Черный отсвет мгновенного движения.

– А, вон, к лестнице укатился!

Сжалась пустая ладонь. Юля сняла его, обмякшего, и понесла, маленького, несчастного на плече в книжный.

Поняли, что двадцатка возникает в кармане куртки не раньше, чем за десять шагов до входа в пекарню. Взяли с вареной сгущенкой и еще пару булочек на утро.

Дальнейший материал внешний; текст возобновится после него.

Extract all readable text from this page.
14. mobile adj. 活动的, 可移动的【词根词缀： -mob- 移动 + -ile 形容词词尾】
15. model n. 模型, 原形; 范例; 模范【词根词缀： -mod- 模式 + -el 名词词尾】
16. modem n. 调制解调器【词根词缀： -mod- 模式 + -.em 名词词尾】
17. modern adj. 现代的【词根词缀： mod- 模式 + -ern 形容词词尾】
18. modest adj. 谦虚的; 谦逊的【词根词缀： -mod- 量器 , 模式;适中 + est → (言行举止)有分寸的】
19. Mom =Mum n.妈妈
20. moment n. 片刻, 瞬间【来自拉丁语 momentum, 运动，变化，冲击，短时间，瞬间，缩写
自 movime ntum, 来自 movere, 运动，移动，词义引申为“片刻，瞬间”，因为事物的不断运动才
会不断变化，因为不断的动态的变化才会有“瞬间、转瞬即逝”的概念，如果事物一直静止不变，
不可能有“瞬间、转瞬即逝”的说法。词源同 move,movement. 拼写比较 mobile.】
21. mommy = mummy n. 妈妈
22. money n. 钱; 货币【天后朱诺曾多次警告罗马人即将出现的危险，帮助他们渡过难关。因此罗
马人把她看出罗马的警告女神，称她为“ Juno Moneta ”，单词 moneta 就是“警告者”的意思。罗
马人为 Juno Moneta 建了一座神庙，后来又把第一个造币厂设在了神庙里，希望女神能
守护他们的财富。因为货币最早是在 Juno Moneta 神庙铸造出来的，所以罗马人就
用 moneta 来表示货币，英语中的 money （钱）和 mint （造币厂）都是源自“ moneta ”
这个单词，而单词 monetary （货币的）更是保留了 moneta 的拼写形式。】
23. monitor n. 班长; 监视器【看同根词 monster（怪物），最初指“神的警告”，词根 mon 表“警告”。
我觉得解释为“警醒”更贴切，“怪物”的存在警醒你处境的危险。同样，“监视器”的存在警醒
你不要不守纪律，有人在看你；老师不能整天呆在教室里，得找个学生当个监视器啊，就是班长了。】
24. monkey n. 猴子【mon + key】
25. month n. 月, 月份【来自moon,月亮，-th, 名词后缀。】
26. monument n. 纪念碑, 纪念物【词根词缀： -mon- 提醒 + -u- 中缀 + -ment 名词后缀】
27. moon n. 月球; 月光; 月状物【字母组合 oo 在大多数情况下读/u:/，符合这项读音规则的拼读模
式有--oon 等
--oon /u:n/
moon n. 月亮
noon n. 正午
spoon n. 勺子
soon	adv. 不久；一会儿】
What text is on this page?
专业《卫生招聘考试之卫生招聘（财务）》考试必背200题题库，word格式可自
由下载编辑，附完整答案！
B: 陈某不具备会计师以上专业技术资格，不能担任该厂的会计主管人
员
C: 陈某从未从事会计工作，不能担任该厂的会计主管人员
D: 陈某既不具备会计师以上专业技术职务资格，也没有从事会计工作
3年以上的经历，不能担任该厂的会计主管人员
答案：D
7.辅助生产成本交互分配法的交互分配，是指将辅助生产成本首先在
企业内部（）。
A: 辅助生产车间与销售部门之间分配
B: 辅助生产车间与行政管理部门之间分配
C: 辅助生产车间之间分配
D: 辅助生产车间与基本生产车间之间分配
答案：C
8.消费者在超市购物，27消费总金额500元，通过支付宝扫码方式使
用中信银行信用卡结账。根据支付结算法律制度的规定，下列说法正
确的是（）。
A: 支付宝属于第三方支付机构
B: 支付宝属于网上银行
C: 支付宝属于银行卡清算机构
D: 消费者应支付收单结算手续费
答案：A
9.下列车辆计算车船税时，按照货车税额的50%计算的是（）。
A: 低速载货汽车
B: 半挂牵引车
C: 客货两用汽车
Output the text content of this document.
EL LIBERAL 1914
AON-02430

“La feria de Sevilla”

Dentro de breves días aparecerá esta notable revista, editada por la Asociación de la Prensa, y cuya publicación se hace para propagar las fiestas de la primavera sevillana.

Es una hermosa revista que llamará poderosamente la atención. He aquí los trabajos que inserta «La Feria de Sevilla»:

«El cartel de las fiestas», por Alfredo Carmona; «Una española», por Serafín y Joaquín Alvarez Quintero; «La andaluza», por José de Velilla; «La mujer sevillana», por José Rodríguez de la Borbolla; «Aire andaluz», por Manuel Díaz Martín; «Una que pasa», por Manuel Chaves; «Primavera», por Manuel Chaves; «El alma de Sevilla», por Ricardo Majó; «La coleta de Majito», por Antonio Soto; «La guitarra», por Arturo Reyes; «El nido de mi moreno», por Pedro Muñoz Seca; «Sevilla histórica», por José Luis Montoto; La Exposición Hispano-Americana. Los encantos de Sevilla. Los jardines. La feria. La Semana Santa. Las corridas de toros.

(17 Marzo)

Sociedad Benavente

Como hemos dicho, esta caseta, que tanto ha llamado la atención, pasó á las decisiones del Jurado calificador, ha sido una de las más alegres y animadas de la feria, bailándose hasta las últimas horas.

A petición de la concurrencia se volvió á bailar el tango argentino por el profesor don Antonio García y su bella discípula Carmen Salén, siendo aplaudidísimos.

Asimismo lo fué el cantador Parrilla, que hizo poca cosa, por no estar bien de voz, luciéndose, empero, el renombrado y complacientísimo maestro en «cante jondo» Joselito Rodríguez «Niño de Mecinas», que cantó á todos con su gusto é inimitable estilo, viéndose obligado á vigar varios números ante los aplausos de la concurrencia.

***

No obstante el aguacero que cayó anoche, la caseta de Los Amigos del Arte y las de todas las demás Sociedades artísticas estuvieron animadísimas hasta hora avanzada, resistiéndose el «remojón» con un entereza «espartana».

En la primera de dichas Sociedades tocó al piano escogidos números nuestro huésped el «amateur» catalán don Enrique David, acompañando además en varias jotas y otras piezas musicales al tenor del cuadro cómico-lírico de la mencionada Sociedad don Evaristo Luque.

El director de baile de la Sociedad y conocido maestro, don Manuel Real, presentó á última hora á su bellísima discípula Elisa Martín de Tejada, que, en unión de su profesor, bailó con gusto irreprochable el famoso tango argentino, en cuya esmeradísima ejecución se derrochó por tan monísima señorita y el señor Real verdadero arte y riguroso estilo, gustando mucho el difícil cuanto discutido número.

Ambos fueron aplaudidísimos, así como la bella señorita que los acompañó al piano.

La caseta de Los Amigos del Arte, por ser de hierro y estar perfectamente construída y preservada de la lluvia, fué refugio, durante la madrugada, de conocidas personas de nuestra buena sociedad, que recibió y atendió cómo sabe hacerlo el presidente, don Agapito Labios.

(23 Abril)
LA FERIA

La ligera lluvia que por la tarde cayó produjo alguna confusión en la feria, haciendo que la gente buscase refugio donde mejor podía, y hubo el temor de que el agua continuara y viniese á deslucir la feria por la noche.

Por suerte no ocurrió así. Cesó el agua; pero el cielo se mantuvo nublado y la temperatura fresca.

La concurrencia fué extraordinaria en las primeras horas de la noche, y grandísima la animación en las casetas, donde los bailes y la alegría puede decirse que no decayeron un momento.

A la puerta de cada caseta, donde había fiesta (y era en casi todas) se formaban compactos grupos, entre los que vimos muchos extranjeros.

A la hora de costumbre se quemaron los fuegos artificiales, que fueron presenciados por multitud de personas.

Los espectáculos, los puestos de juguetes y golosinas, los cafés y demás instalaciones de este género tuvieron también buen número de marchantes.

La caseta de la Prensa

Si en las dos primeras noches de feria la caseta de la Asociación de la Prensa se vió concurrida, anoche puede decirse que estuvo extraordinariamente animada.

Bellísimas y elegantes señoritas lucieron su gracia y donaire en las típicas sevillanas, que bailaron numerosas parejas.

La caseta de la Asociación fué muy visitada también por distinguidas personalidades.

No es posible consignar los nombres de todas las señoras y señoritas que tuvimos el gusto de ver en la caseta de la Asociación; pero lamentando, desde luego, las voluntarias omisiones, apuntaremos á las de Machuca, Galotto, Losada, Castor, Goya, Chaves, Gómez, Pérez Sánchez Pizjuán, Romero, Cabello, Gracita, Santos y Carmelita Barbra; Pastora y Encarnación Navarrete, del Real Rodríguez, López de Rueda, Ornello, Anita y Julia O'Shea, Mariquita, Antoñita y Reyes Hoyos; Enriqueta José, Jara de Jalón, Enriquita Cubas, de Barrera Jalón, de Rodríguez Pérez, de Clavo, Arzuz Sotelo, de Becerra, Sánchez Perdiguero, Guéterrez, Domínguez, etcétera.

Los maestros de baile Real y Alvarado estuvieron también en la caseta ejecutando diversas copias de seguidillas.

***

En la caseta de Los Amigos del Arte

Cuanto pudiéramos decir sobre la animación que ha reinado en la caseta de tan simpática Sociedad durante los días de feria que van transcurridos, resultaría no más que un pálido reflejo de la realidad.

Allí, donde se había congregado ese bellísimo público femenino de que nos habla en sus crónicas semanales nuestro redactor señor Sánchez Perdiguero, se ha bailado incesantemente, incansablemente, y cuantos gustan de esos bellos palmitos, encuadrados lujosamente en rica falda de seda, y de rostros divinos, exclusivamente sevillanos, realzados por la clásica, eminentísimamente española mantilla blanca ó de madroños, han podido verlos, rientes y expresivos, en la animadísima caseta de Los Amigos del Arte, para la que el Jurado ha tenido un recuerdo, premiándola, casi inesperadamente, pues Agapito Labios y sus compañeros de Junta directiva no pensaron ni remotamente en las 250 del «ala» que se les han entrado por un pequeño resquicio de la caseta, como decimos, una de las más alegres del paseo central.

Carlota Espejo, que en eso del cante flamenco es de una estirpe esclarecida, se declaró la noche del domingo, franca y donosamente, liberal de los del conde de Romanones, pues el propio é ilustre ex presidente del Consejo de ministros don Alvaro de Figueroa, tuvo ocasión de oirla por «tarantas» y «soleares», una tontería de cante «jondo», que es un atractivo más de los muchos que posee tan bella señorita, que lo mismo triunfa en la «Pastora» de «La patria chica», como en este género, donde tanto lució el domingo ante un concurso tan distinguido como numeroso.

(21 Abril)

Четвертый день Хануки: клиент заказал книгу по оригами по телефону. Занесли на соседнюю улицу, оставили под дверью. Вскрыли паззл с собакой и мячом: белый пес на зеленой траве, красный мяч с желтой полоской. Юля домыла, наконец, подсобку: плафон на потолке, все углы, покрытый многолетним слоем жирной грязи кухонный уголок. Сбегала еще на уборку, оставив Даньку одного в магазине – а что делать, а ну как заразит старенькую хозяйку квартиры. Русская бабушка Ирина лопотала, шамкая, перебирая в пальцах кисти пухового платка, не обращая внимания на то, что собеседница скрылась из виду и ползает в ванной на карачках, вымывая плитку по низу. Рассказывала свое, не обращая внимания на то, что уборщица, морщась, выливает в унитаз прокисший суп и оттирает кастрюлю. Говорила, говорила, говорила под вежливые Юлькины кивки, а о чем – бог ее знает. Не понять.

Данька в тишине и одиночестве заснул. Растолкала, дала яблоко. Зажгли четыре свечи на ханукие и пошли домой. Шли мокрой печальной улицей, мимо закрытых магазинов. Данька все выворачивал шею, заглядывал искательно в лицо. Не выдержал, спросил: а пончик будет? Выждав правильного момента, – десять шагов до пекарни, не раньше! – Юлька сунула руку в карман и испугалась: пусто. Улыбнулась сыну жалко, но он не заметил: высунув кончик языка, вытягивал красную бумажку из бокового карманчика Юлиного рюкзака. Счастливый, поскакал к подносам, и Юля за ним, поглаживая пальцами надорванный край.

Пятый день праздника: никто не звонит. Приоткрыла решетку, встала у входа, кивала прохожим. В голове крутилось: «Цигель-цигель, ай лю-лю!» Ничего. Никому не нужны книги. По улице медленно проехала машина с музыкой и горящим девятисвечником. Выбежали с Данькой проводить, но быстро надоело. Двадцатку нашли у Даньки в сапоге, он ужасно хохотал. Заметили, что восьмерка как-то побледнела, не светится. Просто желтая.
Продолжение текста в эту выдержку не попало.